If n is too close to the maximum representable value of an int
,
the index variable k will eventually wrap around and become negative.
Efficient filtering
Hash functions are yet another triumph for the integer data type. They are worth a tribute of their own, but in this section we will just take them for granted. If we combine a bit array with a set of hash functions we get a Bloom filter, a probabilistic data structure used to test set membership.
This data structure tells whether an element may be in a set, or definitely isn’t. The only possible errors are false positives: a search for a nonexistent element can give an incorrect answer. With more elements in the filter, the error rate increases.
Bloom filters are both fast and space-efficient. However, elements can only be added, not removed.
Content distribution networks use them to avoid caching one-hit wonders, files that are seen only once. Web browsers use them to check for potentially harmful URLs.
This piece of code, from package bloom, shows a typical Bloom filter use case.
// A Bloom filter with room for at most 100000 elements.
// The error rate for the filter is less than 1/200.
blacklist := bloom.New(10000, 200)
// Add an element to the filter.
url := "https://rascal.com"
blacklist.Add(url)
// Test for membership.
if blacklist.Test(url) {
fmt.Println(url, "may be blacklisted.")
} else {
fmt.Println(url, "has not been added to our blacklist.")
}
https://rascal.com may be blacklisted.
Implementation
An empty Bloom filter is a bit array of m bits, all set to 0. There are also k different hash functions, each of which maps a set element to one of the m bit positions.
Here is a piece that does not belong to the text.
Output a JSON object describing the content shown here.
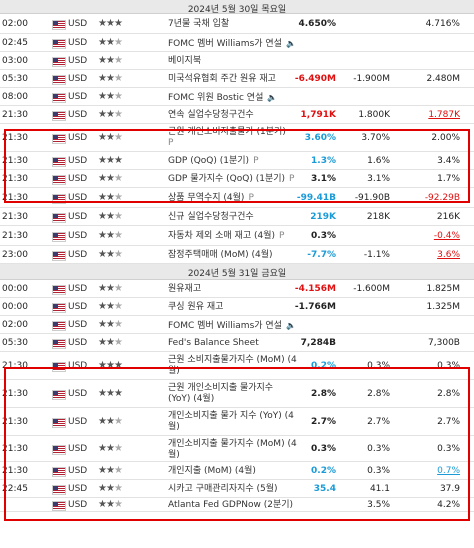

- To add an element, feed it to the hash functions to get k bit positions, and set the bits at these positions to 1.
- To test if an element is in the set, feed it to the hash functions to get k bit positions.
- If any of the bits at these positions is 0, the element definitely isn’t the set.
- If all are 1, then the element may be in the set.
Here is a Bloom filter with three elements x, y and z. It consists of 18 bits and uses 3 hash functions. The colored arrows point to the bits that the elements of the set are mapped to.
The element w definitely isn’t in the set, since it hashes to a bit position containing 0.
The colored arrows point to the bits that the elements of the set {x, y, z} are mapped to. The element w is not in the set, because it hashes to a bit position containing 0.